Karpaltunnelsyndrom? Schmerzen, Kribbeln und Taubheit im Handgelenk können auch vom Kopf kommen
© wikimedia/Jose Larena
Vieles wird als Karpaltunnelsyndrom zu uns geschickt, doch eigentlich steckt etwas ganz anderes dahinter“, so die Erfahrung des niedergelassenen Handchirurgen Christian Ludwig aus Mannheim. „Es bringt also nichts, einfach drauflos zu operieren.“ Er empfahl seinen Kollegen, bei Verdacht interdisziplinär vorzugehen. Denn es gilt, einige Differenzialdiagnosen auszuschließen (s. Kasten).
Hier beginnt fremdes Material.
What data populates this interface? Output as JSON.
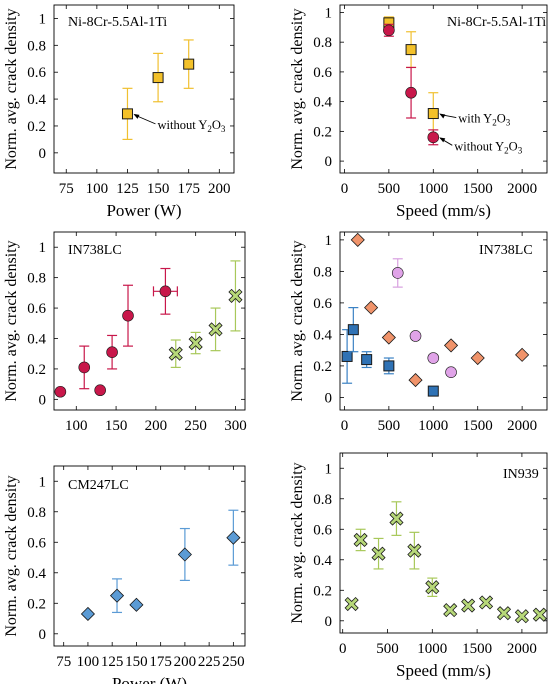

Auswahl an Differenzialdiagnosen
- diabetische Polyneuropathie
- rheumatische Erkrankungen
- Gicht
- Psoriasis
- Nierenerkrankungen
- Hashimoto-Thyreoiditis
- seltener neurologische Erkrankungen wie spinale Muskelatrophien oder amyotrophe Lateralsklerose (keine sensiblen Defizite)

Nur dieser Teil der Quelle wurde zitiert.